Extract Coordinates and Other Data from KML in R

KML files are used to visualize geographical data in Google Earth. These files are written in XML and allow to visualize places and to attach additional data in HTML format.

In these days I am working with the MIDAS database of wind measuring stations across the world, which can be freely downloaded here:

First of all, the file is in KMZ format, which is a compressed KML. In order to use it you need to extract its contents. I used 7zip for this purpose.
The file has numerous entries, one for each point on the map. Each entry generally looks like the one below:

 <Placemark>  
    <visibility>0</visibility>  
    <Snippet>ABERDEEN: GORDON BARRACKS</Snippet>  
    <description>  
       <![CDATA[  
       <table>  
       <tr><td><b>src_id:</b><td>14929  
       <tr><td><b>Name:</b><td>ABERDEEN: GORDON BARRACKS  
       <tr><td><b>Area:</b><td>ABERDEENSHIRE  
       <tr><td><b>Start date:</b><td>01-01-1956  
       <tr><td><b>End date:</b><td>31-12-1960  
       <tr><td><b>Postcode:</b><td>AB23 8  
       </table>  
       <center><a href="http://badc.nerc.ac.uk/cgi-bin/midas_stations/station_details.cgi.py?id=14929">Station details</a></center>  
       ]]>  
    </description>  
    <styleUrl>#closed</styleUrl>  
    <Point>  
       <coordinates>-2.08602,57.1792,23</coordinates>  
    </Point>  
 </Placemark>  


This chunk of XML code is used to show one point on Google Earth. The coordinates and the elevation of the points are shown between the <coordinates> tag. The <styleUrl> tag tells Google Earth to visualize this points with the style declared earlier in the KML file, which in this case is a red circle because the station is no longer recording.
If someone clicks on this point the information in HTML tagged as CDATA will be shown. The user will then have access to the source ID of the station, the name, the location, the start date, end date, postcode and link from which to view more info about it.

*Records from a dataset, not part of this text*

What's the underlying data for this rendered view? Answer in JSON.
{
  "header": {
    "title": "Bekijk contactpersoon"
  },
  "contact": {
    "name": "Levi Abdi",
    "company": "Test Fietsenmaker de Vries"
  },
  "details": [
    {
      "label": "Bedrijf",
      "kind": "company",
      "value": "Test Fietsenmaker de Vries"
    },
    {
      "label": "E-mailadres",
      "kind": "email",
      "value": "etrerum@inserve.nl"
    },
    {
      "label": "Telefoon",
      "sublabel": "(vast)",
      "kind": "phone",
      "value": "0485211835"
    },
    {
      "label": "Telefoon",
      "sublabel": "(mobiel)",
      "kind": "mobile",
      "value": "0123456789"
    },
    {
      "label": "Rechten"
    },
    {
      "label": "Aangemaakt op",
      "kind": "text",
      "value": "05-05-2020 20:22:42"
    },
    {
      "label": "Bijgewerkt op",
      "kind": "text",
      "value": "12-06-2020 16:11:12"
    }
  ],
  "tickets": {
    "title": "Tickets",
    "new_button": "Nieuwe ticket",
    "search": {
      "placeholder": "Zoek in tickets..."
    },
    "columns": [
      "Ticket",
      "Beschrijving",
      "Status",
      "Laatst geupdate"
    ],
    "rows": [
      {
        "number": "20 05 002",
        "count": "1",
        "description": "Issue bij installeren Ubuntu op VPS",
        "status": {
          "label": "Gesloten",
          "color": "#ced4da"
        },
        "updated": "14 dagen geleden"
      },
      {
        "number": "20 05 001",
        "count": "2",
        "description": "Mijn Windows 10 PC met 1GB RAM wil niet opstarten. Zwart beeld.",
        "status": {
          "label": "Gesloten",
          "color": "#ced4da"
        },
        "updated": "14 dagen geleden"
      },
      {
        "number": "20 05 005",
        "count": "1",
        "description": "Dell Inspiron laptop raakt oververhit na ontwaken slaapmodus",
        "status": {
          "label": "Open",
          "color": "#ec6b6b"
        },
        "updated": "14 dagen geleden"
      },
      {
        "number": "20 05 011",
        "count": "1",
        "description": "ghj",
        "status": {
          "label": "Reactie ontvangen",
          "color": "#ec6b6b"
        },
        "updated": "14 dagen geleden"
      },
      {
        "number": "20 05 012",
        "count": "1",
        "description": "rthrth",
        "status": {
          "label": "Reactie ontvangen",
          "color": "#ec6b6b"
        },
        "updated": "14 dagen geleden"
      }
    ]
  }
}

In this work I am interested in extracting the coordinates of each point, plus its ID and the name of the station. I need to do this because then I have to correlate the ID of this file with the ID written in the txt with the wind measures, which has just the ID without coordinates.

In maptools there is a function to extract coordinates and elevation, called getKMLcoordinates.
My problem was that I also needed the other information I mentioned above, so I decided to teak the source code of this function a bit to solve my problem.

#Extracting Coordinates and ID from KML  
kml.text <- readLines("midas_stations.kml")  
   
re <- "<coordinates> *([^<]+?) *<\\/coordinates>"  
coords <- grep(re,kml.text)  
   
re2 <- "src_id:"  
SCR.ID <- grep(re2,kml.text)  
   
re3 <- "<tr><td><b>Name:</b><td>"  
Name <- grep(re3,kml.text)  
   
kml.coordinates <- matrix(0,length(coords),4,dimnames=list(c(),c("ID","LAT","LON","ELEV")))  
kml.names <- matrix(0,length(coords),1)  
   
for(i in 1:length(coords)){  
    sub.coords <- coords[i]  
    temp1 <- gsub("<coordinates>"," ",kml.text[sub.coords])  
    temp2 <- gsub("</coordinates>"," ",temp1)  
    coordinates <- as.numeric(unlist(strsplit(temp2,",")))  
   
    sub.ID <- SCR.ID[i]  
    ID <- as.numeric(gsub("<tr><td><b>src_id:</b><td>"," ",kml.text[sub.ID]))  
   
    sub.Name <- Name[i]  
    NAME <- gsub(paste("<tr><td><b>Name:</b><td>"),"",kml.text[sub.Name])  
   
    kml.coordinates[i,] <- matrix(c(ID,coordinates),ncol=4)  
    kml.names[i,] <- matrix(c(NAME),ncol=1)  
}  
   
   
write.table(kml.coordinates,"KML_coordinates.csv",sep=";",row.names=F)  

The first thing I had to do was import the KML in R. The function readLines imports the KML file and stores it as a large character vector, with one element for each line of text.
For example, if we look at the KML code shown above, the vector will look like this:

 kml.text <- c("<Placemark>", "<visibility>0</visibility>",   
 "<Snippet>ABERDEEN: GORDON BARRACKS</Snippet>", ...  

So if I want to access the tag <Placemark>, I need to subset the first element of the vector:
kml.text [1]

This allows to locate the elements of the vector (and therefore the rows of the KML) where a certain word is present.
I can create the object re and use the function grep to locate the line where the tag <coordinates> is written. This method was taken from the function getKMLcoordinates.

By using other key words I can locate the lines on the KML that contains the ID and the name of the station.

Then I can just run a loop for each element in the coords vector and collect the results into a matrix with ID and coordinates.


Conclusions
I am sure that this is a rudimentary effort and that there are other, more elegant ways of doing it, but this was quick and easy to implement and it does the job perfectly.


NOTE
In this work I am interested only in stations that are still collecting data, so I had to manually filter the file by deleting all the <Placemark> for non-working stations (such as the one shown above).
It would be nice to find an easy way of filtering a file like this by ignoring the whole <Placemark> chunk if R finds this line: <styleUrl>#closed</styleUrl>


Any suggestions?